Figure 4. GST-nsp13-catalyzed unwinding of dsDNA of varying lengths, performed under single-turnover conditions.

(A) The minimal kinetic mechanism of nucleic acid unwinding by nsp13. The minimal reaction scheme describing a series of n sequential steps of helicase-catalyzed translocation and unwinding. H-DNA, Helicase-DNA complex; I, intermediate; k _np is a macroscopic rate constant for conversion of nonproductive (H-DNA)_NP to productive Helicase-DNA complexes (H-DNA)_L. Each identical step in the reaction pathway is defined by a forward rate constant, k_u, and a dissociation rate constant, k_d. (B) Time course of nsp13-catalyzed unwinding of dsDNA. The double stranded component of the substrates was: 18 bp (•), 30 bp (▪), 40 bp (▴), 60 bp (♦). Experiments were repeated at least twice for each substrate. (C) Plot of the amplitude of nucleic acid unwinding as a function of the number of kinetic steps determined for each substrate (for substrates with dsDNA component of 18, 30, 40, and 60 bp). Data were fit to the equation A = Pⁿ and the processivity, P, of nsp13 was estimated from the amplitude A and number of steps n and found to be 0.80±0.03.

Figure 5. Effect of nsp12 on the unwinding activity of nsp13.

Time course of DNA (5 nM. 80/60-mer) unwinding by 100 nM GST-nsp13 in the presence of 0 nM nsp12H₆ (▴), 250 nM nsp12H₆ (▪) and 500 nM nsp12H₆ (▾). The products were separated and analyzed by 6% non-denaturing PAGE and the fraction of DNA unwound was plotted against reaction time. The experimental data were fit globally to equation (1) (Materials and Methods-Analyses of DNA unwinding) derived from Scheme 1 (Fig. 4A).

Figure 6. Comparison of the effect of nsp12 on nsp13 activity using RNA and DNA substrates.

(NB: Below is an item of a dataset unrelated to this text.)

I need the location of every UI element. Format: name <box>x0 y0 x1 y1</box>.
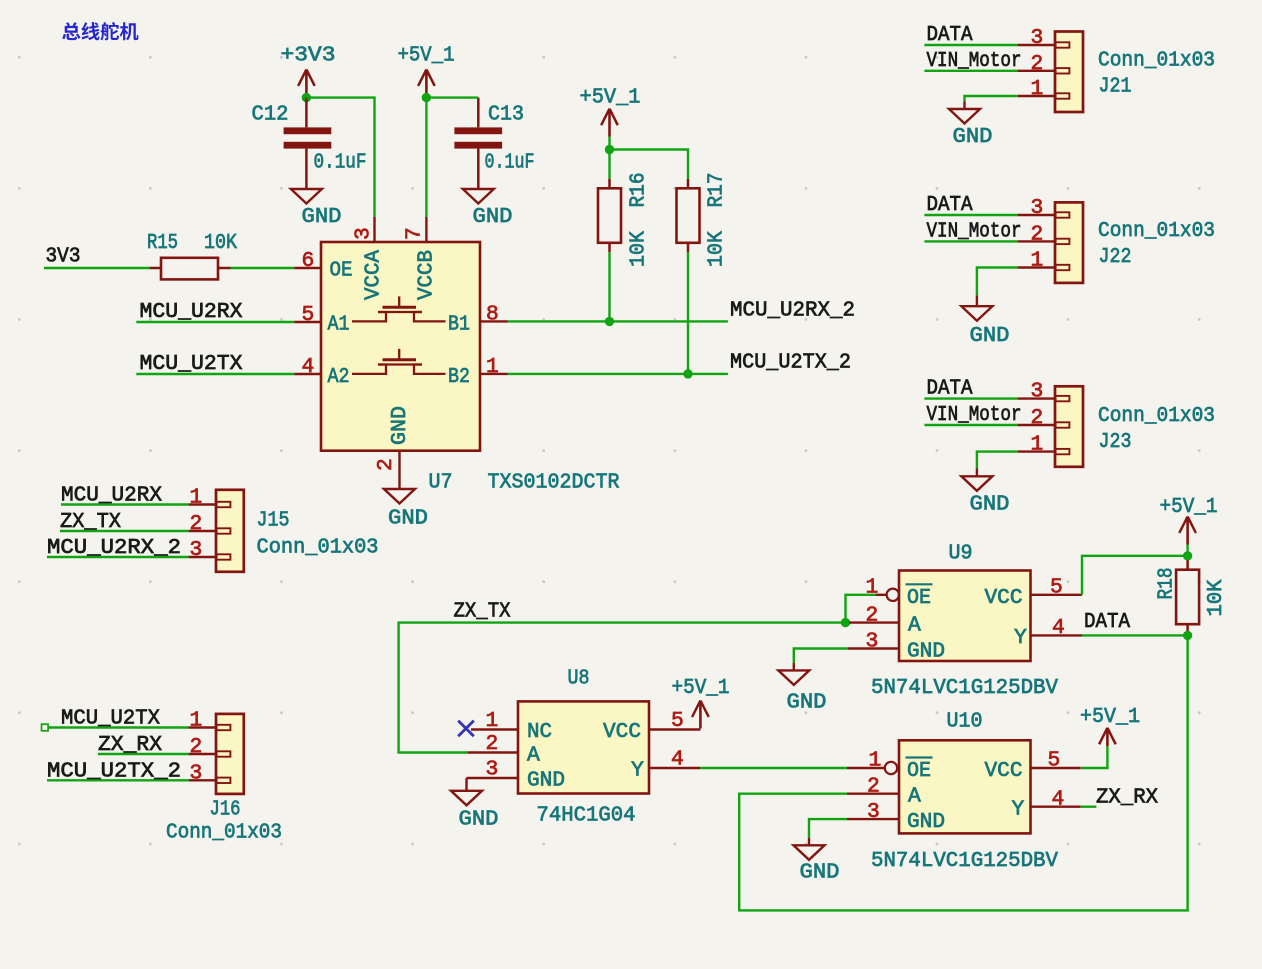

(A, B): Time course of (A) RNA (31/18-mer) and (B) DNA (31/18-mer) unwinding by GST-nsp13 alone (▪), or by GST-nsp13 with nsp12 (♦) or GST-nsp13 with Foot-and-Mouth Disease Virus RNA polymerase (▴). (C, D) Time course of (C) RNA (31/18-mer) and (D) DNA (31/18-mer) unwinding by H₆-nsp13 alone (•), or by H₆-nsp13 with nsp12 (▪) or by H₆-nsp13 with Glutathione-S-transferase protein (without the nsp13 part) (▾).